Freedom isn’t Only for People
Sweetie, enjoying a little attention from Mary Ann.
The Fourth of July is always lots of fun with parades, picnics and celebrations. Last year when asking the question what does freedom and the Fourth of July mean to you, the responses were as varied as the number of people answering. To me freedom means the opportunity to be who we were made to be.
Although we normally think in terms of people, recently I heard a story about a cow who not only has lived her entire life being who she was meant to be, but does it in such a sweet and gentle way, her owners have rewarded her by letting her roam freely in the pasture for the rest of her days.
I first heard about “Sweetie” when her owner, Mary Ann Moore called, saying she had a story idea. Intrigued to learn it was about her cow, I laughed and said, “Tell me more.”
Mary Ann explained “Sweetie” was an eighteen year old cow who acts more like family than a cow. Thinking there might be a story in there somewhere, I agreed to visit. Wanting her husband, Eric, to be a part of the conversation, she said she would call back with a day and time.
Sitting in the cool remodeled basement of Mary Ann and Eric’s home, as I looked around, I saw mementos of years gone by, including pictures of Sweetie. After we talked for a while, Mary Ann then began to explain about “Sweetie.” She said, “It’s not unusual for one of the cows on the farm to have a baby at any given time, but Sweetie’s birth was unusual because her mom was a young heifer.” Six-month-old heifers generally don’t get pregnant, but since she was given to the Moores as a gift, no one suspected until it was too late. Holding out little or no hope for the premature baby calf, when she was born, everyone knew it would take a miracle for her to survive.
Although Eric believes in miracles, he says it wasn’t a miracle that kept Sweetie alive, but Mary Ann’s mothering that did the trick. He believes Mary Ann willed that calf to live, bottle feeding her for months.
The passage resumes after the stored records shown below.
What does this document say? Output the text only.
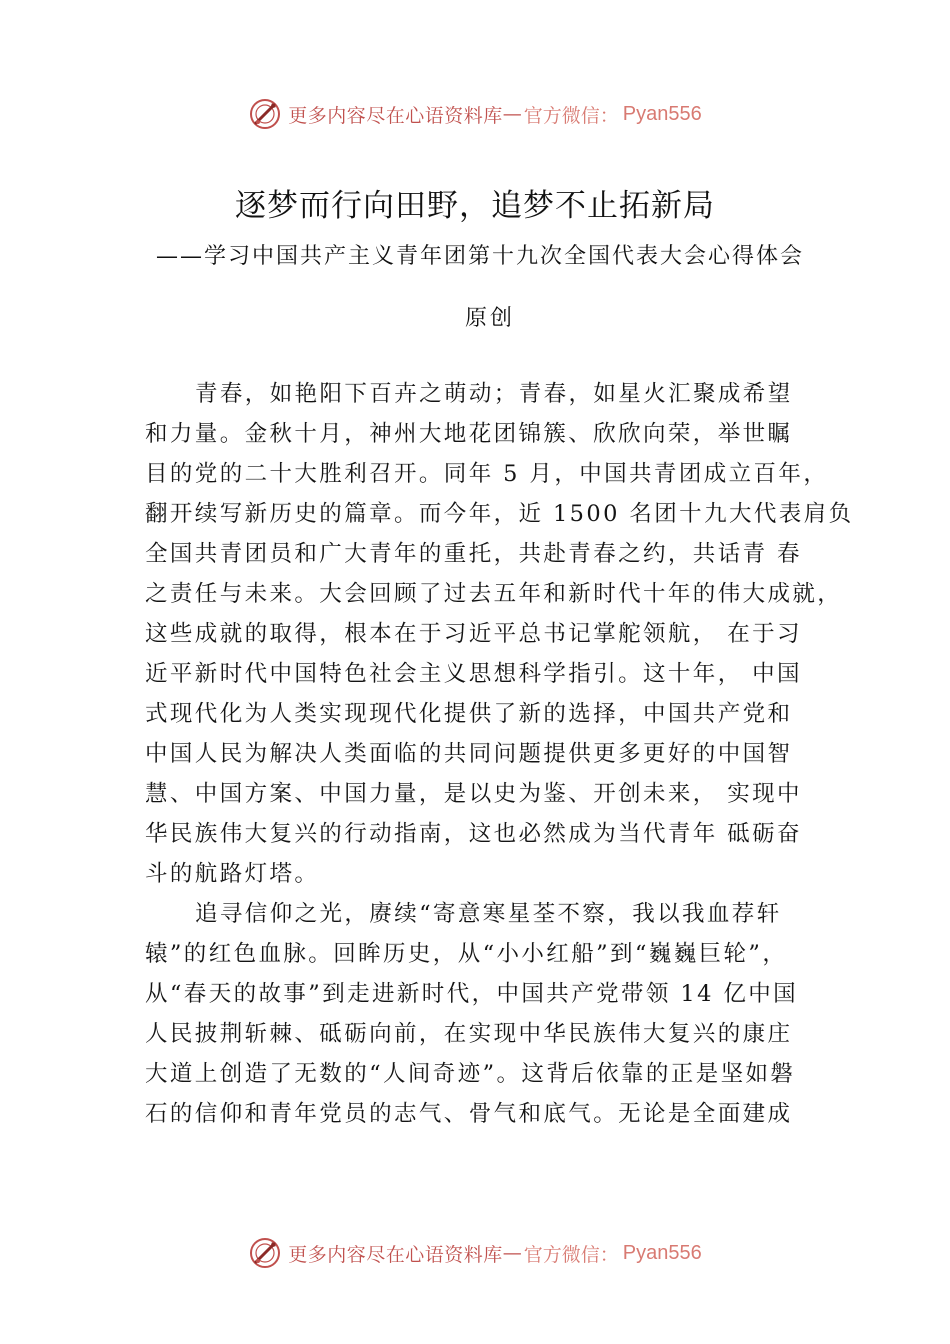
更多内容尽在心语资料库 — 官方微信： Pyan556
逐梦而行向田野，追梦不止拓新局
——学习中国共产主义青年团第十九次全国代表大会心得体会
原创
青春，如艳阳下百卉之萌动；青春，如星火汇聚成希望
和力量。金秋十月，神州大地花团锦簇、欣欣向荣，举世瞩
目的党的二十大胜利召开。同年 5 月，中国共青团成立百年，
翻开续写新历史的篇章。而今年，近 1500 名团十九大代表肩负
全国共青团员和广大青年的重托，共赴青春之约，共话青 春
之责任与未来。大会回顾了过去五年和新时代十年的伟大成就，
这些成就的取得，根本在于习近平总书记掌舵领航， 在于习
近平新时代中国特色社会主义思想科学指引。这十年， 中国
式现代化为人类实现现代化提供了新的选择，中国共产党和
中国人民为解决人类面临的共同问题提供更多更好的中国智
慧、中国方案、中国力量，是以史为鉴、开创未来， 实现中
华民族伟大复兴的行动指南，这也必然成为当代青年 砥砺奋
斗的航路灯塔。
追寻信仰之光，赓续“寄意寒星荃不察，我以我血荐轩
辕”的红色血脉。回眸历史，从“小小红船”到“巍巍巨轮”，
从“春天的故事”到走进新时代，中国共产党带领 14 亿中国
人民披荆斩棘、砥砺向前，在实现中华民族伟大复兴的康庄
大道上创造了无数的“人间奇迹”。这背后依靠的正是坚如磐
石的信仰和青年党员的志气、骨气和底气。无论是全面建成
更多内容尽在心语资料库 — 官方微信： Pyan556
Giving her the name, “Sweetie,” because that’s exactly what she is, Mary Ann said, “Through the years she’s been more than just a cow, she’s almost like one of our family. She interacts with Eric and me when we’re outside and if I’m mowing, Sweetie walks alongside the fence wanting me to throw grass her way. When I call her by name, she always turns to look.”
Not only beating the odds of surviving when born, Sweetie has beat the odds in other ways too. Most cows usually have their last calf by the time they are 12 or 13, but Sweetie had her last one at 17. During her lifetime she’s had 3 sets of twins, along with 11 single births for a total of 17 calves. Now at the ripe old age of 18, Mary Ann said they let her roam freely, enjoying life. Pretty much the only rule they have for her is she can’t go near the bull.
Sweetie may not know or understand about freedom or relationships, but she’s one lucky cow because she pretty much has what everyone wants, which is to love and be loved, eat a little grain each day, have a barn to live in and freedom to come and go.
In the final analysis, Sweetie’s freedom isn’t really luck, but a family who cared enough to make it happen. It’s the same in the real world, freedom isn’t luck, but people caring enough to make it happen. Even if we can’t serve in the military, we can all do something. One of the most important “jobs” we’ll ever have is to educate the next generation, teaching them what’s gone before.